Getting cash from Credit Card is expensive. There are multiple type of charges depending on the Bank;
- A fixed Transaction / cash Advance Charge.
- A percentage fee on the amount of withdrawl.
- Interest from the day of withdrawl till the date of payment. [Unlike purchases, there is no grace period for payments]

Getting cash from Debit card is no charge.

Cash Back is the loyalty bonus when you purchase from some stores [can even be wider] essentially involves passing back some of the fees Bank would make back to the customer.
On every card swipe of say 100, the merchant gets only 97.5, the rest 2.5 goes as fees, of which the merchant Bank [where the POS/Gateway is connected] gets 0.5, Card Company [Visa/Master/Amex/etc] get 0.5, the Issuing Bank [the one that gave you credit card] gets 1.5. The reason they get large amount is because they give you a average credit of 30 days [at times 10 days at times 50 days depending on when the transaction was done] ... If the same bank as POS, then on the transaction the Bank makes both legs of fees, ie 2. It is from this fee, they can pass back a small amount say 1 to you.

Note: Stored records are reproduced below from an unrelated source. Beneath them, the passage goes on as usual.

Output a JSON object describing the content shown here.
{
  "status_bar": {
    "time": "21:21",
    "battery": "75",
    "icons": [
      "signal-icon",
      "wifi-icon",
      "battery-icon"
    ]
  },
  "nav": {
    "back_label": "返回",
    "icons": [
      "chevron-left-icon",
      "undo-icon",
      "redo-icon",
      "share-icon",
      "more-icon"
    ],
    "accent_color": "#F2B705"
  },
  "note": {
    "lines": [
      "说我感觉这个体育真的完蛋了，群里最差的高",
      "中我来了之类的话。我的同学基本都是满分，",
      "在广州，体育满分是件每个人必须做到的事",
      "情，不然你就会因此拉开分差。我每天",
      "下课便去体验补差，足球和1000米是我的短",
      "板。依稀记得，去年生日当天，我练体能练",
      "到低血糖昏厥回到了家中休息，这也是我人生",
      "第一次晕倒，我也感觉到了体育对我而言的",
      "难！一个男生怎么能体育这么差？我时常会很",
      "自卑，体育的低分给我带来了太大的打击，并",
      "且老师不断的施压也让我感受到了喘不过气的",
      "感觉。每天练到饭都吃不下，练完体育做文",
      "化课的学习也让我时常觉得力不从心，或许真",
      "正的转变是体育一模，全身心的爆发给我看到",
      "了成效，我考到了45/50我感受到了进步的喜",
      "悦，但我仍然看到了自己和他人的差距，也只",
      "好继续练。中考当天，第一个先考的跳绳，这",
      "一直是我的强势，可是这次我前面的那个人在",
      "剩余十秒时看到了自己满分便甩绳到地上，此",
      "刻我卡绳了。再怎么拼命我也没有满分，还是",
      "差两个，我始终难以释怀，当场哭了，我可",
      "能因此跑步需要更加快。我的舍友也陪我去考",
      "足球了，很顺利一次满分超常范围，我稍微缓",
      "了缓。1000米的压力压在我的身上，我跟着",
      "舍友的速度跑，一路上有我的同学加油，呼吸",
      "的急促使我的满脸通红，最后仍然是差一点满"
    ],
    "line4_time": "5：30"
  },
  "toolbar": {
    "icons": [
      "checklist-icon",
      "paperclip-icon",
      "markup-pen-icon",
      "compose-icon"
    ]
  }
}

Again the above is slightly simplified, the fees and distribution varies from Visa to master and from one Merchant Bank to Other, the Cash Back itself is conditional [tied to places where it has POS] or unconditional for limited period to get more customers, or built with other spedning incentives [ie spend minimum of X amount to get cash bank], essentially encouraging spending and not all may be rewarded, or a cap on the total cash back given.

  • Thanks! I dont understand what "passing back some of the fees Bank would make back to the customer" means.
    – Tim
    Sep 21, 2012 at 9:58
  • I saw your edit. Do you think it is rewards given by a bank to the card holder when saying "passing back some of the fees Bank would make back to the customer"? It doesn't seem like cash back, because cash back is still needed to be paid by the card holder the the credit card bank.
    – Tim
    Sep 22, 2012 at 1:12

Call card A up. Negotiate balance transfer fee away/down. Transfer to a card B that has no balance. Get the card B company to send you a refund for your (now) credit balance. Some will let you do a balance transfer to your bank account, which is a bit simpler if it's allowed. If you use the credit card checks, you lose the opportunity to negotiate the rate and fee. You'll just pay the offered rate (which can sometimes be attractive anyway).